Praktika, a language learning startup, is using OpenAI models to power a multi-agent tutoring system aimed at closing the gap between classroom language study and real-world communication, according to a recent OpenAI blog post.
The company was founded by Adam Turaev, Anton Marin, and Ilya Chernyakov, all of whom experienced the challenges of learning English after immigrating to new countries. While traditional education helped them develop reading and writing skills, speaking confidently in professional and everyday settings remained difficult. Praktika was built to address that disconnect by prioritizing conversational fluency.
The app offers daily, interactive conversations guided by AI tutors. Users include students preparing for exams, professionals improving job-related language skills, and immigrants adapting to new environments. Lessons are designed around practical goals rather than scripted exercises.
Multi-Agent Tutoring Architecture
As described by OpenAI, Praktika moved from a single-model setup to a multi-agent architecture to better replicate how human tutors adjust lessons in real time.
The primary Lesson Agent handles live conversations with learners. Powered by GPT-5.2, it combines lesson objectives, learner goals, and recent dialogue to generate natural, unscripted responses. The system can shift exercises mid-session based on engagement or difficulty.
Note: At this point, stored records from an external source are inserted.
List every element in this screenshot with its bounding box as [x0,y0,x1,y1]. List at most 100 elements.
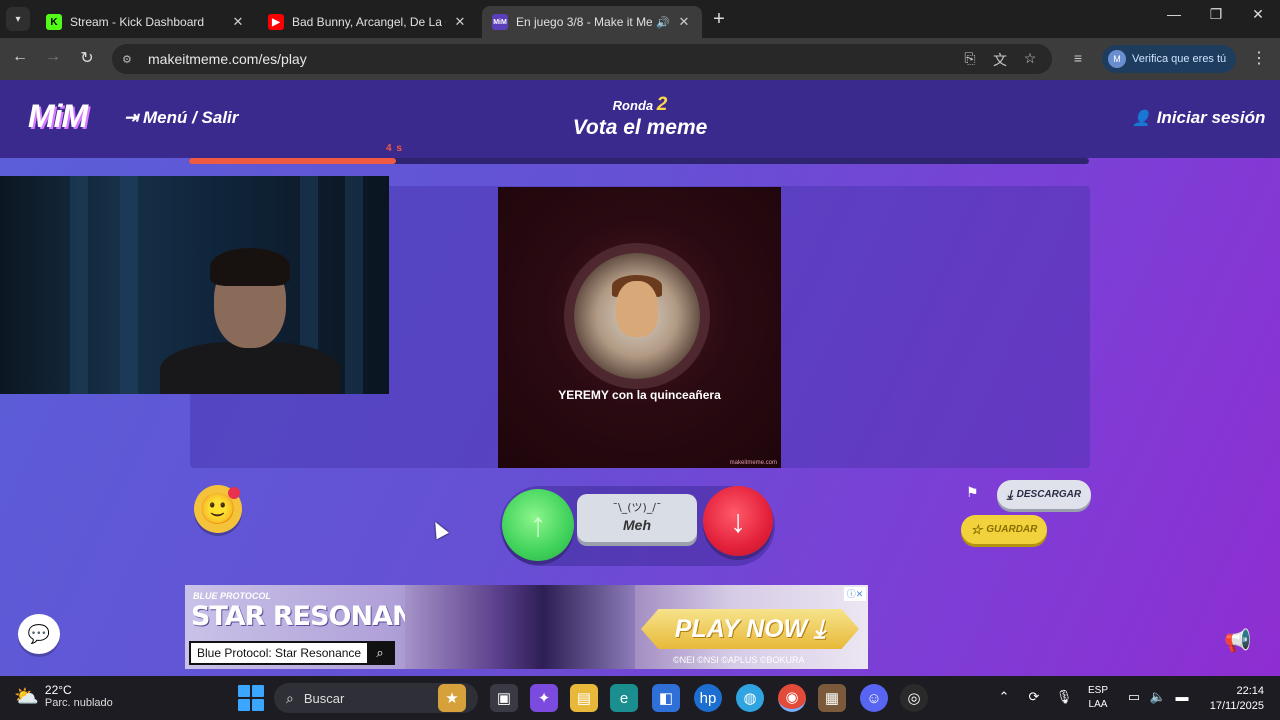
sync-icon[interactable]: ⟳ [1024,689,1044,705]
meme-image: YEREMY con la quinceañera makeitmeme.com [498,187,781,468]
more-menu-icon[interactable]: ⋮ [1250,48,1268,68]
tab-youtube[interactable]: ▶ Bad Bunny, Arcangel, De La Ghetto ✕ [258,6,478,38]
round-number: 2 [656,94,668,115]
mouse-cursor [429,518,449,540]
timer-fill [189,158,396,164]
install-app-icon[interactable]: ⎘ [960,50,980,67]
report-flag-icon[interactable]: ⚑ [966,484,979,501]
avatar: M [1108,50,1126,68]
tab-search-button[interactable]: ▾ [6,7,30,31]
tab-kick-dashboard[interactable]: K Stream - Kick Dashboard ✕ [36,6,256,38]
profile-verify-label: Verifica que eres tú [1132,53,1227,65]
weather-condition: Parc. nublado [44,697,113,709]
timer-bar [189,158,1089,164]
url-input[interactable]: ⚙ makeitmeme.com/es/play [112,44,1052,74]
clock[interactable]: 22:14 17/11/2025 [1200,684,1264,714]
game-header: MiM ⇥ Menú / Salir Ronda 2 Vota el meme … [0,80,1280,158]
address-bar: ← → ↻ ⚙ makeitmeme.com/es/play ⎘ 文 ☆ ≡ M… [0,38,1280,80]
save-button[interactable]: ☆ GUARDAR [961,515,1047,544]
kick-icon: K [46,14,62,30]
tab-make-it-meme[interactable]: MiM En juego 3/8 - Make it Meme 🔊 ✕ [482,6,702,38]
clock-date: 17/11/2025 [1209,700,1264,712]
globe-icon[interactable]: ◍ [736,684,764,712]
new-tab-button[interactable]: + [708,8,730,31]
forward-icon[interactable]: → [42,48,64,66]
lang-top: ESP [1088,685,1109,696]
search-icon: ⌕ [286,689,294,706]
chrome-icon[interactable]: ◉ [778,684,806,712]
taskbar-search-label: Buscar [303,690,345,706]
ad-search-box[interactable]: Blue Protocol: Star Resonance ⌕ [189,641,395,665]
close-tab-icon[interactable]: ✕ [230,14,246,30]
login-button[interactable]: 👤 Iniciar sesión [1132,108,1265,128]
shrug-face: ¯\_(ツ)_/¯ [612,501,662,514]
ad-artwork [405,585,635,669]
mim-icon: MiM [492,14,508,30]
curtain-fold [70,176,88,394]
adchoices-icon[interactable]: ⓘ✕ [844,587,866,601]
chevron-up-icon[interactable]: ⌃ [994,689,1014,705]
tab-title: Stream - Kick Dashboard [70,15,205,29]
emoji-reaction-button[interactable]: 🙂 [194,485,242,533]
vote-down-button[interactable]: ↓ [703,486,773,556]
back-icon[interactable]: ← [9,48,31,66]
download-label: DESCARGAR [1016,489,1082,500]
ad-brand-top: BLUE PROTOCOL [193,591,271,601]
vote-meh-button[interactable]: ¯\_(ツ)_/¯ Meh [577,494,697,542]
reload-icon[interactable]: ↻ [76,48,98,68]
windows-start-icon[interactable] [238,685,264,711]
site-info-icon[interactable]: ⚙ [122,53,138,66]
search-icon[interactable]: ⌕ [367,641,393,665]
battery-icon[interactable]: ▬ [1172,689,1192,704]
microphone-icon[interactable]: 🎙 [1054,689,1074,705]
close-tab-icon[interactable]: ✕ [676,14,692,30]
task-view-icon[interactable]: ▣ [490,684,518,712]
ad-search-text: Blue Protocol: Star Resonance [197,646,362,660]
meh-label: Meh [623,517,651,533]
vote-up-button[interactable]: ↑ [502,489,574,561]
hp-icon[interactable]: hp [694,684,722,712]
profile-verify-button[interactable]: M Verifica que eres tú [1102,45,1236,73]
streamer-hair [210,248,290,286]
browser-tab-bar: ▾ K Stream - Kick Dashboard ✕ ▶ Bad Bunn… [0,0,1280,38]
obs-icon[interactable]: ◎ [900,684,928,712]
discord-icon[interactable]: ☺ [860,684,888,712]
user-icon: 👤 [1132,110,1151,127]
chat-button[interactable]: 💬 [18,614,60,654]
media-controls-icon[interactable]: ≡ [1068,50,1088,66]
network-icon[interactable]: ▭ [1124,689,1144,705]
webcam-overlay [0,176,389,394]
download-icon: ⤓ [1006,486,1013,502]
close-window-icon[interactable]: ✕ [1236,6,1280,23]
edge-icon[interactable]: e [610,684,638,712]
save-label: GUARDAR [986,524,1038,535]
game-page: MiM ⇥ Menú / Salir Ronda 2 Vota el meme … [0,80,1280,676]
speaker-icon[interactable]: 🔊 [656,16,670,29]
restore-icon[interactable]: ❐ [1194,6,1238,23]
close-tab-icon[interactable]: ✕ [452,14,468,30]
megaphone-icon[interactable]: 📢 [1224,628,1251,654]
ad-banner[interactable]: BLUE PROTOCOL STAR RESONANCE Blue Protoc… [185,585,868,669]
store-icon[interactable]: ◧ [652,684,680,712]
copilot-icon[interactable]: ✦ [530,684,558,712]
minimize-icon[interactable]: — [1152,6,1196,22]
download-button[interactable]: ⤓ DESCARGAR [997,480,1091,509]
curtain-fold [120,176,138,394]
language-indicator[interactable]: ESP LAA [1088,684,1108,712]
temperature: 22°C [44,683,72,697]
bookmark-star-icon[interactable]: ☆ [1020,50,1040,67]
timer-label: 4 s [386,143,403,154]
translate-icon[interactable]: 文 [990,50,1010,70]
minecraft-icon[interactable]: ▦ [818,684,846,712]
weather-widget[interactable]: ⛅ 22°C Parc. nublado [14,683,113,709]
tab-title: En juego 3/8 - Make it Meme [516,15,653,29]
ad-cta-label: PLAY NOW [674,614,808,643]
download-icon: ⤓ [814,614,826,643]
file-explorer-icon[interactable]: ▤ [570,684,598,712]
game-banner-icon[interactable]: ★ [438,684,466,712]
peephole-image [574,253,700,379]
tab-title: Bad Bunny, Arcangel, De La Ghetto [292,15,446,29]
chat-bubble-icon: 💬 [27,623,51,644]
ad-play-now-button[interactable]: PLAY NOW ⤓ [641,609,859,649]
volume-icon[interactable]: 🔈 [1148,689,1168,705]
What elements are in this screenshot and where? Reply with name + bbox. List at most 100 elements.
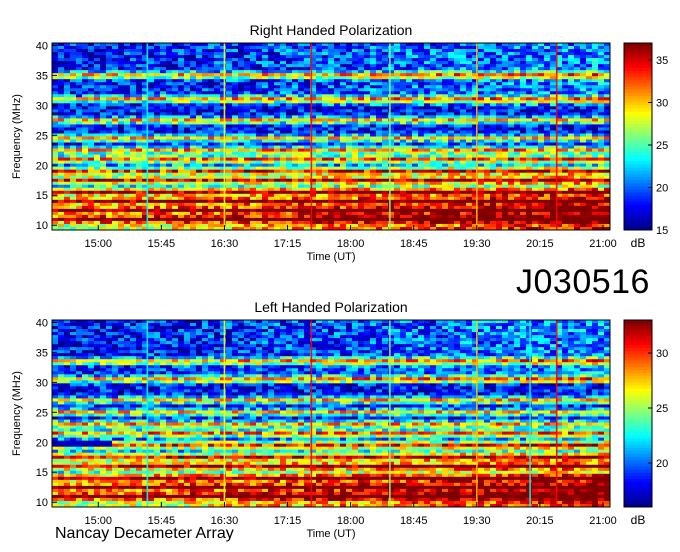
heatmap-cell (478, 49, 485, 53)
heatmap-cell (172, 55, 179, 59)
heatmap-cell (484, 175, 491, 180)
heatmap-cell (148, 148, 155, 152)
heatmap-cell (244, 85, 251, 89)
heatmap-cell (394, 97, 401, 101)
heatmap-cell (316, 94, 323, 98)
heatmap-cell (298, 94, 305, 98)
heatmap-cell (340, 58, 347, 62)
heatmap-cell (82, 142, 89, 146)
heatmap-cell (184, 202, 191, 207)
heatmap-cell (424, 148, 431, 152)
heatmap-cell (520, 112, 527, 116)
heatmap-cell (370, 187, 377, 192)
heatmap-cell (100, 124, 107, 128)
heatmap-cell (388, 43, 395, 47)
heatmap-cell (328, 43, 335, 47)
heatmap-cell (304, 130, 311, 134)
heatmap-cell (430, 109, 437, 113)
heatmap-cell (418, 52, 425, 56)
heatmap-cell (316, 109, 323, 113)
heatmap-cell (526, 181, 533, 186)
heatmap-cell (238, 157, 245, 162)
heatmap-cell (214, 157, 221, 162)
heatmap-cell (520, 157, 527, 162)
heatmap-cell (364, 190, 371, 195)
heatmap-cell (544, 94, 551, 98)
heatmap-cell (538, 136, 545, 140)
heatmap-cell (478, 124, 485, 128)
heatmap-cell (82, 106, 89, 110)
heatmap-cell (532, 85, 539, 89)
heatmap-cell (214, 100, 221, 104)
heatmap-cell (136, 82, 143, 86)
heatmap-cell (58, 70, 65, 74)
heatmap-cell (574, 172, 581, 177)
heatmap-cell (496, 55, 503, 59)
heatmap-cell (376, 157, 383, 162)
heatmap-cell (460, 151, 467, 155)
heatmap-cell (604, 133, 611, 137)
heatmap-cell (220, 148, 227, 152)
heatmap-cell (64, 157, 71, 162)
heatmap-cell (406, 163, 413, 168)
heatmap-cell (154, 55, 161, 59)
heatmap-cell (220, 103, 227, 107)
heatmap-cell (598, 172, 605, 177)
heatmap-cell (442, 58, 449, 62)
heatmap-cell (184, 61, 191, 65)
heatmap-cell (328, 154, 335, 159)
heatmap-cell (256, 142, 263, 146)
heatmap-cell (520, 70, 527, 74)
heatmap-cell (322, 142, 329, 146)
heatmap-cell (184, 136, 191, 140)
heatmap-cell (316, 52, 323, 56)
heatmap-cell (574, 100, 581, 104)
heatmap-cell (430, 124, 437, 128)
heatmap-cell (100, 145, 107, 149)
heatmap-cell (406, 82, 413, 86)
heatmap-cell (568, 181, 575, 186)
heatmap-cell (550, 52, 557, 56)
heatmap-cell (604, 121, 611, 125)
heatmap-cell (424, 79, 431, 83)
heatmap-cell (568, 67, 575, 71)
heatmap-cell (130, 106, 137, 110)
heatmap-cell (130, 55, 137, 59)
heatmap-cell (526, 82, 533, 86)
heatmap-cell (526, 73, 533, 77)
heatmap-cell (340, 199, 347, 204)
heatmap-cell (274, 112, 281, 116)
heatmap-cell (382, 127, 389, 131)
heatmap-cell (112, 145, 119, 149)
heatmap-cell (592, 103, 599, 107)
heatmap-cell (304, 163, 311, 168)
heatmap-cell (220, 70, 227, 74)
heatmap-cell (532, 166, 539, 171)
heatmap-cell (166, 184, 173, 189)
heatmap-cell (520, 58, 527, 62)
heatmap-cell (526, 46, 533, 50)
heatmap-cell (508, 139, 515, 143)
heatmap-cell (160, 151, 167, 155)
heatmap-cell (394, 196, 401, 201)
heatmap-cell (400, 151, 407, 155)
heatmap-cell (568, 64, 575, 68)
heatmap-cell (496, 94, 503, 98)
heatmap-cell (454, 55, 461, 59)
heatmap-cell (76, 151, 83, 155)
heatmap-cell (316, 154, 323, 159)
heatmap-cell (58, 154, 65, 159)
heatmap-cell (154, 103, 161, 107)
heatmap-cell (484, 76, 491, 80)
heatmap-cell (268, 175, 275, 180)
heatmap-cell (208, 61, 215, 65)
heatmap-cell (478, 61, 485, 65)
heatmap-cell (184, 55, 191, 59)
heatmap-cell (364, 169, 371, 174)
heatmap-cell (502, 133, 509, 137)
heatmap-cell (580, 145, 587, 149)
heatmap-cell (196, 46, 203, 50)
heatmap-cell (70, 148, 77, 152)
heatmap-cell (598, 196, 605, 201)
heatmap-cell (316, 97, 323, 101)
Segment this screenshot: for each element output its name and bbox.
A Student Progress Agent operates continuously in the background, analyzing fluency, accuracy, vocabulary usage, and repeated mistakes across sessions. Using GPT-5.2, it feeds performance insights back into both live tutoring and longer-term instruction decisions.
Long-term progression is managed by a Learning Planning Agent, which uses GPT-5 Pro to sequence skills and adapt lesson plans based on learner goals and historical performance. This agent determines what to teach next and how to balance efficiency with personalization.
All agents share access to a persistent memory layer that stores learner preferences, goals, and prior errors. Rather than loading context in advance, the system retrieves relevant memory only after the learner finishes speaking, allowing responses to reflect the most recent input.
Speech, Memory, and Model Evolution
Speech recognition plays a central role in Praktika’s system. Language learners often hesitate or restart sentences, and pronunciation can be inconsistent. Praktika uses OpenAI’s transcription technology to better handle accented and fragmented speech, reducing interruptions during conversations.
Praktika’s product evolved alongside improvements in OpenAI’s models. Early versions relied on rule-based natural language processing and early generative models, which limited conversational flexibility. The introduction of GPT-3.5 enabled more natural dialogue, while internal testing later showed GPT-4.1 delivered stronger results across onboarding completion, retention, and conversion metrics.
According to the OpenAI post, Praktika saw a 24% increase in Day-1 retention and doubled revenue after introducing long-term memory capabilities. The company now runs its core architecture on GPT-5.2, with GPT-5.2 Pro supporting supervisory reasoning and GPT-5 mini handling continuous progress tracking.
Praktika currently supports millions of learners across nine languages. The company says it plans to expand its AI tutoring capabilities further, with a focus on helping learners use language confidently in real-world situations.
Startup’s approach reflects a broader push to apply generative AI to education in more specialized and interactive ways. Other startups are targeting different segments of the learning market. In children’s education, for example, a team of former Google employees recently launched Sparkli, a generative AI learning app that turns kids’ questions into interactive multimedia “expeditions,” combining audio, visuals, games, and quizzes for learners aged five to 12 and offering teacher tools for classroom integration.